FRIDAY, Dec. 3, 2021 (HealthDay News) — School-aged children with uncontrolled asthma have increased risk of COVID-19 hospital admission, according to a study published online Nov. 30 in The Lancet Respiratory Medicine.

Ting Shi, Ph.D., from Usher Institute, Edinburgh Medical School, University of Edinburgh in the United Kingdom, and colleagues conducted a national incident cohort study involving 752,867 children in Scotland aged 5 to 17 years from the linked dataset of Early Pandemic Evaluation and Enhanced Surveillance of COVID-19 (EAVE II) to examine the risk of COVID-19 hospitalization.

Overall, 8.4 percent of those in EAVE II had clinician-diagnosed-and-recorded asthma. The researchers found that of those with asthma, 6.8 percent had reverse transcription polymerase chain reaction-confirmed severe acute respiratory syndrome coronavirus 2 (SARS-CoV-2) infection, 1.5 percent of whom were admitted to hospital with COVID-19. Of the children without asthma, 5.8 percent had confirmed SARS-CoV-2 infection, of whom 0.9 percent were admitted to hospital with COVID-19. Compared to those with well-controlled asthma or without asthma, children with poorly controlled asthma had a higher rate of COVID-19 hospital admission.
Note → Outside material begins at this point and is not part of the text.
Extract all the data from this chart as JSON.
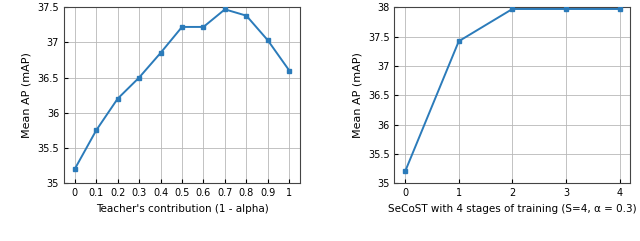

The adjusted hazard ratios for those with poorly controlled and well-controlled asthma versus no asthma were 6.40 and 1.36, respectively, using previous hospital admission for asthma as the marker of uncontrolled asthma. The adjusted hazard ratios were 3.38 and 3.53 for those with three or more or two prescribed courses of corticosteroids, respectively, when using oral corticosteroid prescriptions as a marker of uncontrolled asthma.

“Understanding which children with asthma are at increased risk of serious COVID-19 outcomes is critical to ongoing policy deliberations on vaccine prioritization,” a coauthor said in a statement.

One author disclosed financial ties to AstraZeneca.